At the packed town hall meeting in Hamamatsu, immigrants voiced disbelief that they would be barred from returning. Angry members of the audience converged on officials. Others walked out of the meeting room.
“Are you saying even our children will not be able to come back?” one man shouted.
“That is correct, they will not be able to come back,” a local labor official, Masahiro Watai, answered calmly.
Claudio Nishimori, 30, said he was considering returning to Brazil because his shifts at a electronics parts factory were recently reduced. But he felt anxious about going back to a country he had left so long ago.
“I’ve lived in Japan for 13 years. I’m not sure what job I can find when I return to Brazil,” he said. But his wife has been unemployed since being laid off last year and he can no longer afford to support his family.
Mrs. Yamaoka and her husband, Sergio, who settled here three years ago at the height of the export boom, are undecided. But they have both lost jobs at auto factories. Others have made up their minds to leave. About 1,000 of Hamamatsu’s Brazilian inhabitants left the city before the aid was even announced.

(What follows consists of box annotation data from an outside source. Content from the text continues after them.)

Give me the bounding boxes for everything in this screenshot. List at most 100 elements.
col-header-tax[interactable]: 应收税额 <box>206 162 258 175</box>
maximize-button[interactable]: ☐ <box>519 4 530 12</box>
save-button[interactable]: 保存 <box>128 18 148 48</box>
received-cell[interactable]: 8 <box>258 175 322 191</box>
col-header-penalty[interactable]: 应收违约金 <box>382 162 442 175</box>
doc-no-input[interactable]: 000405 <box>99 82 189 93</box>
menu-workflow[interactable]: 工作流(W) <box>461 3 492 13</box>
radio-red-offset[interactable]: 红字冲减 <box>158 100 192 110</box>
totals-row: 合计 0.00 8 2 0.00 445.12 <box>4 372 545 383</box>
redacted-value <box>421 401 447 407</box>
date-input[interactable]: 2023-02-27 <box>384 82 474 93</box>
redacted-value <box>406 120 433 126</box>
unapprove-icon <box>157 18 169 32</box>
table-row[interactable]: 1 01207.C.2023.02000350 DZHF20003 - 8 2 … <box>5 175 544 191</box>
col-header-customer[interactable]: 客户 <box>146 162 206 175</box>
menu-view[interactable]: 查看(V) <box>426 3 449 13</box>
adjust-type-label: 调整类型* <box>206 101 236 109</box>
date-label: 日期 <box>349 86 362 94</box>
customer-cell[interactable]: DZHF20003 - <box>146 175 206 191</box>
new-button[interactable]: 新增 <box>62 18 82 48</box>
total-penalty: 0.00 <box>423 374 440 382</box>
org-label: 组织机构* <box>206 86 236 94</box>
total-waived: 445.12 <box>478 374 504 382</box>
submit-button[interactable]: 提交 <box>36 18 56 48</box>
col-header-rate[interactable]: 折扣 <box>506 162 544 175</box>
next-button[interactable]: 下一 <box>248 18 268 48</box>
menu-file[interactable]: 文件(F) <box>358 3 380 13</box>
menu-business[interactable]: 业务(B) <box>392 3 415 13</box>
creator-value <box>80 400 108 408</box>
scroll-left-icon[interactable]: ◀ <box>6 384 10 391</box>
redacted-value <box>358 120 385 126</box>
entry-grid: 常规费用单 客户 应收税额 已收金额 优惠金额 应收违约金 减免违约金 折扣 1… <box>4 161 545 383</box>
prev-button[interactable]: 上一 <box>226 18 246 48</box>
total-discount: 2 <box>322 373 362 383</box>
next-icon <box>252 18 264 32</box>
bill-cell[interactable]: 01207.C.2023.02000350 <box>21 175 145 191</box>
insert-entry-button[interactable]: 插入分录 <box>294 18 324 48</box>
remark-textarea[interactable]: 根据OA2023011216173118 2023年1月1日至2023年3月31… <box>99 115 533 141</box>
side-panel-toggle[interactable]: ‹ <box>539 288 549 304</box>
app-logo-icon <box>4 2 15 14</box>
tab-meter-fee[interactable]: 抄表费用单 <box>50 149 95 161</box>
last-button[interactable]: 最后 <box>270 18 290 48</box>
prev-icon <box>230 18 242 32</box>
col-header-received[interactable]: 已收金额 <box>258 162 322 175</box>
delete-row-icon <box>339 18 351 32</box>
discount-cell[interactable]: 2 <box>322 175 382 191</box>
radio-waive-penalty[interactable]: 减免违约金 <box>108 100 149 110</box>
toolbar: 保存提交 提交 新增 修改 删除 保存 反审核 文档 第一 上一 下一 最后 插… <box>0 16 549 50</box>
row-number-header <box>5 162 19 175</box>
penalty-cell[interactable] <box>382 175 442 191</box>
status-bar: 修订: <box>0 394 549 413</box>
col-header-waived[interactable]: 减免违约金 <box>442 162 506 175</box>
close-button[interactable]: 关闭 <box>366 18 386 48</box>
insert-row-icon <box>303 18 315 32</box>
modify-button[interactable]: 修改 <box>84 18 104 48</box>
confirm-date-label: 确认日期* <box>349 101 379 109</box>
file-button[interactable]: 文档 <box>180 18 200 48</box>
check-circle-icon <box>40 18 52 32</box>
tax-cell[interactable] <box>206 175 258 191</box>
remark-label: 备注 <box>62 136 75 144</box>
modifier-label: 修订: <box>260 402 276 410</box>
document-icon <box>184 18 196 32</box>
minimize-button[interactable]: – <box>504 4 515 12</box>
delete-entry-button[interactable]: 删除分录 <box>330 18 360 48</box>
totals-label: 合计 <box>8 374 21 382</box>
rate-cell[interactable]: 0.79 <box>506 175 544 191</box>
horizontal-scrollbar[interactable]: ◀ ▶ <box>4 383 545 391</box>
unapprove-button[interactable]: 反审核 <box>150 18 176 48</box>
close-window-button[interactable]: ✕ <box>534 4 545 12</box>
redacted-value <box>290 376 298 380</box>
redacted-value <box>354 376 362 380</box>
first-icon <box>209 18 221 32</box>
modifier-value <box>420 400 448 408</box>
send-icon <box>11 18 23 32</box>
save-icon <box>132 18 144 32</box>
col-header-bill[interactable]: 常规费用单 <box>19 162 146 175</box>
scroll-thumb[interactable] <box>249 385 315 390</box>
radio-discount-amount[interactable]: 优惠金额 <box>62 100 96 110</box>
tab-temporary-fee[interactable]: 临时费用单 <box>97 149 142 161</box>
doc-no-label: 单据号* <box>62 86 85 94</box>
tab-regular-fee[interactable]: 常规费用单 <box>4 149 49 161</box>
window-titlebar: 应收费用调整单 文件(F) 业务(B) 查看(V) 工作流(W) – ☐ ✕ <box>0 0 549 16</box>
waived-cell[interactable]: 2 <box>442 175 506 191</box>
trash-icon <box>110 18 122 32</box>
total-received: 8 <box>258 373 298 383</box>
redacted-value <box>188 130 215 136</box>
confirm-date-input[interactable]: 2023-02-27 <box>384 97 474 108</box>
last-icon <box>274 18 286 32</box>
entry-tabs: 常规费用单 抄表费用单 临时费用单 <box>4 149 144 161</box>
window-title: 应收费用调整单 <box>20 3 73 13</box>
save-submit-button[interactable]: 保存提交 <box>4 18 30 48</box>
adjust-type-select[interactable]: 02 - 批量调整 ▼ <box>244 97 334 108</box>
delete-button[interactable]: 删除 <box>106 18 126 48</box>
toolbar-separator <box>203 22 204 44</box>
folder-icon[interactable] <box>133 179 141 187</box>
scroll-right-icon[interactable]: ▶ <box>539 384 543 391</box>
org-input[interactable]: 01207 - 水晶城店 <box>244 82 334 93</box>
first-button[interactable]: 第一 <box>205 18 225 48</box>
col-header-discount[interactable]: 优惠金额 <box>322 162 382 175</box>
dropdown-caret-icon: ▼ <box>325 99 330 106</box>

The city’s Brazilian elementary school closed last month.
“They put up with us as long as they needed the labor,” said Wellington Shibuya, who came six years ago and lost his job at a stove factory in October. “But now that the economy is bad, they throw us a bit of cash and say goodbye.”
He recently applied for the government repatriation aid and is set to leave in June.
“We worked hard; we tried to fit in. Yet they’re so quick to kick us out,” he said. “I’m happy to leave a country like this.”